Order of Consistency for the Euler-Heun Method

Euler-Heun Method

$$y(t+h)=y+\frac{h}{2}\left[f(t,y)+f(\underline{t+h},\underline{y+hf(t,y)})\right]$$

The Euler-Heun method’s increment function is $\Phi (t,y,h)=\frac{1}{2}[f(t,y)+f(t+h,y+hf(t,y))]$.

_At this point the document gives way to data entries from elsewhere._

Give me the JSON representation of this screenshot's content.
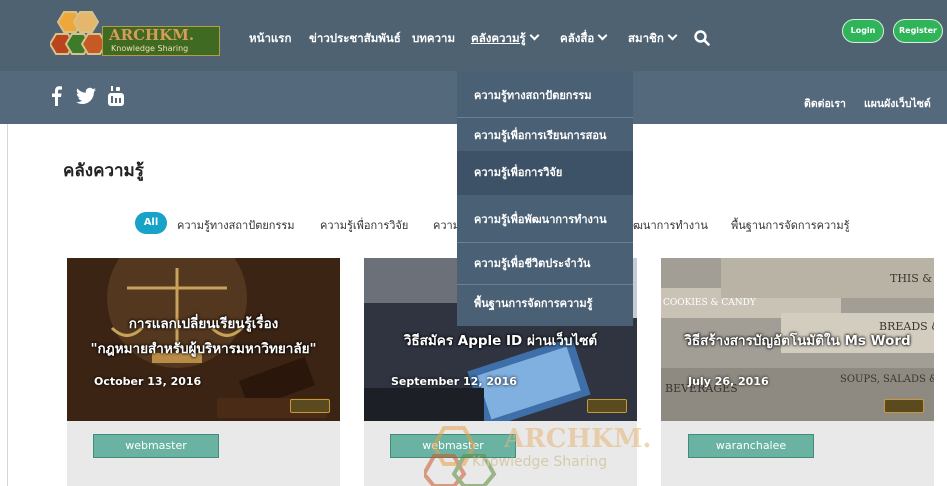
{
  "brand": {
    "name": "ARCHKM.",
    "tagline": "Knowledge Sharing"
  },
  "nav": {
    "items": [
      "หน้าแรก",
      "ข่าวประชาสัมพันธ์",
      "บทความ",
      "คลังความรู้",
      "คลังสื่อ",
      "สมาชิก"
    ],
    "login": "Login",
    "register": "Register"
  },
  "subnav": {
    "contact": "ติดต่อเรา",
    "sitemap": "แผนผังเว็บไซต์"
  },
  "dropdown": {
    "items": [
      "ความรู้ทางสถาปัตยกรรม",
      "ความรู้เพื่อการเรียนการสอน",
      "ความรู้เพื่อการวิจัย",
      "ความรู้เพื่อพัฒนาการทำงาน",
      "ความรู้เพื่อชีวิตประจำวัน",
      "พื้นฐานการจัดการความรู้"
    ]
  },
  "page": {
    "title": "คลังความรู้"
  },
  "filters": {
    "all": "All",
    "items": [
      "ความรู้ทางสถาปัตยกรรม",
      "ความรู้เพื่อการวิจัย",
      "ความ",
      "ฒนาการทำงาน",
      "พื้นฐานการจัดการความรู้"
    ]
  },
  "cards": [
    {
      "title_line1": "การแลกเปลี่ยนเรียนรู้เรื่อง",
      "title_line2": "\"กฎหมายสำหรับผู้บริหารมหาวิทยาลัย\"",
      "date": "October 13, 2016",
      "author": "webmaster"
    },
    {
      "title_line1": "วิธีสมัคร Apple ID ผ่านเว็บไซต์",
      "date": "September 12, 2016",
      "author": "webmaster"
    },
    {
      "title_line1": "วิธีสร้างสารบัญอัตโนมัติใน Ms Word",
      "date": "July 26, 2016",
      "author": "waranchalee",
      "bg_texts": [
        "THIS & T",
        "COOKIES & CANDY",
        "BREADS &",
        "BEVERAGES",
        "SOUPS, SALADS &"
      ]
    }
  ],
  "watermark": {
    "name": "ARCHKM.",
    "tagline": "Knowledge Sharing"
  },
  "colors": {
    "topbar": "#4f6272",
    "subbar": "#546a7c",
    "dropdown": "#4a6074",
    "accent_green": "#2fb45a",
    "filter_active": "#17a2c8",
    "author_tag": "#6ab3a3"
  }
}
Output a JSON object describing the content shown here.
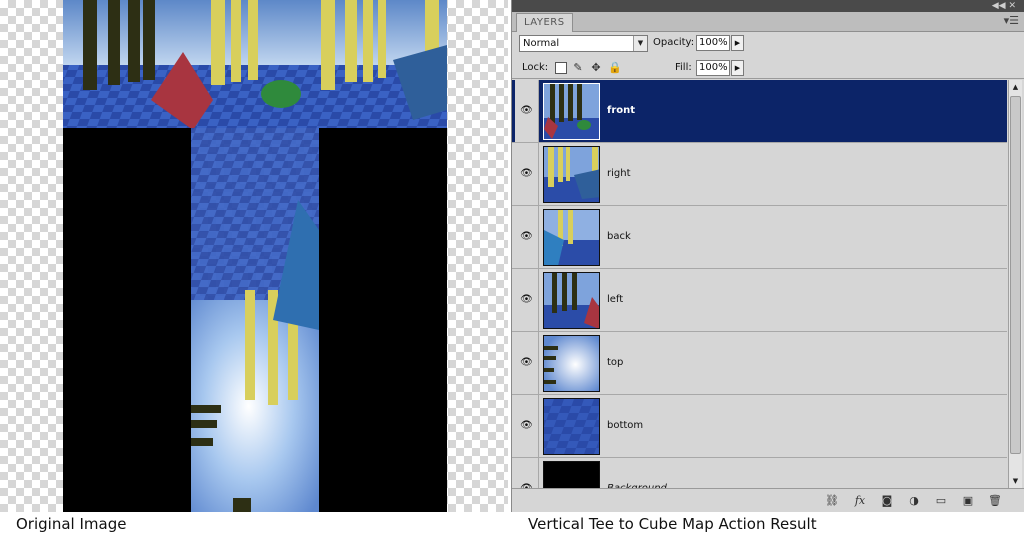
{
  "captions": {
    "left": "Original Image",
    "right": "Vertical Tee to Cube Map Action Result"
  },
  "panel": {
    "tab_label": "LAYERS",
    "blend_mode": "Normal",
    "opacity_label": "Opacity:",
    "opacity_value": "100%",
    "lock_label": "Lock:",
    "fill_label": "Fill:",
    "fill_value": "100%",
    "layers": [
      {
        "name": "front",
        "selected": true
      },
      {
        "name": "right",
        "selected": false
      },
      {
        "name": "back",
        "selected": false
      },
      {
        "name": "left",
        "selected": false
      },
      {
        "name": "top",
        "selected": false
      },
      {
        "name": "bottom",
        "selected": false
      },
      {
        "name": "Background",
        "selected": false
      }
    ],
    "icons": {
      "eye": "eye-icon",
      "link": "link-layers-icon",
      "fx": "fx-icon",
      "mask": "layer-mask-icon",
      "adjust": "adjustment-layer-icon",
      "group": "new-group-icon",
      "new": "new-layer-icon",
      "trash": "delete-layer-icon"
    }
  }
}
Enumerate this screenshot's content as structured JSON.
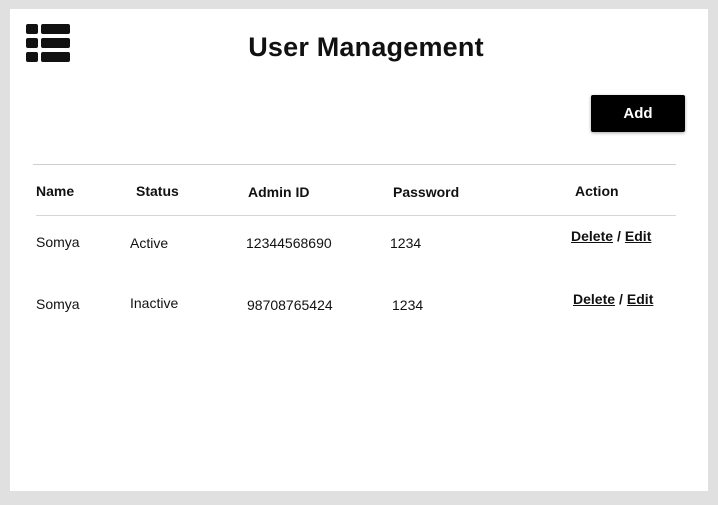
{
  "header": {
    "menu_icon": "list-icon",
    "title": "User Management"
  },
  "toolbar": {
    "add_label": "Add"
  },
  "table": {
    "columns": [
      "Name",
      "Status",
      "Admin ID",
      "Password",
      "Action"
    ],
    "rows": [
      {
        "name": "Somya",
        "status": "Active",
        "admin_id": "12344568690",
        "password": "1234",
        "delete_label": "Delete",
        "separator": "/",
        "edit_label": "Edit"
      },
      {
        "name": "Somya",
        "status": "Inactive",
        "admin_id": "98708765424",
        "password": "1234",
        "delete_label": "Delete",
        "separator": "/",
        "edit_label": "Edit"
      }
    ]
  },
  "colors": {
    "background": "#e0e0e0",
    "panel": "#ffffff",
    "button": "#000000",
    "button_text": "#ffffff",
    "text": "#111111"
  }
}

1. Set up the truncation error formula:

   $$\tau (t,h)=\frac{y(t+h)-y(t)}{h}-\frac{1}{2}[f(t,y(t))+f(t+h,y(t)+hf(t,y(t)))]$$

2. Use Taylor Series for all terms:

   • Left Part: We expand $y(t+h)$ to a higher order: $y(t+h)=y(t)+h{y}^{\prime }(t)+\frac{h^2}{2}{y}^{\prime \prime }(t)+\mathcal{O}(h^3)$. This gives:

     $$\frac{y(t+h)-y(t)}{h}=y^{\prime }(t)+\frac{h}{2}{y}^{\prime \prime }(t)+\mathcal{O}(h^2)$$

   • Right Part: We use a multivariate Taylor expansion for the second $f$ term:

     $$f(t+h,y+hf)=f(t,y)+h\frac{\partial f}{\partial t}+(hf)\frac{\partial f}{\partial y}+\mathcal{O}(h^2)$$

     So the full increment function is:

     $$\Phi (t,y,h)=\frac{1}{2}[f+(f+h\frac{\partial f}{\partial t}+hf\frac{\partial f}{\partial y}+\mathcal{O}(h^2))]=f+\frac{h}{2}\left(\frac{\partial f}{\partial t}+f\frac{\partial f}{\partial y}\right)+\mathcal{O}(h^2)$$

3. Substitute and Simplify: Using $y^{\prime }=f$ and $y^{\prime \prime }=\frac{\partial f}{\partial t}+f\frac{\partial f}{\partial y}$, the increment function becomes:

   $$\Phi (t,y(t),h)=y^{\prime }(t)+\frac{h}{2}{y}^{\prime \prime }(t)+\mathcal{O}(h^2)$$

   Now, we substitute everything back into the truncation error formula:

   $$\tau (t,h)=\left(y^{\prime }(t)+\frac{h}{2}{y}^{\prime \prime }(t)+\mathcal{O}(h^2)\right)-\left(y^{\prime }(t)+\frac{h}{2}{y}^{\prime \prime }(t)+\mathcal{O}(h^2)\right)=\mathcal{O}(h^2)$$

The local truncation error is of the second order in $h$. Therefore, the Euler-Heun method has an order of consistency of 2.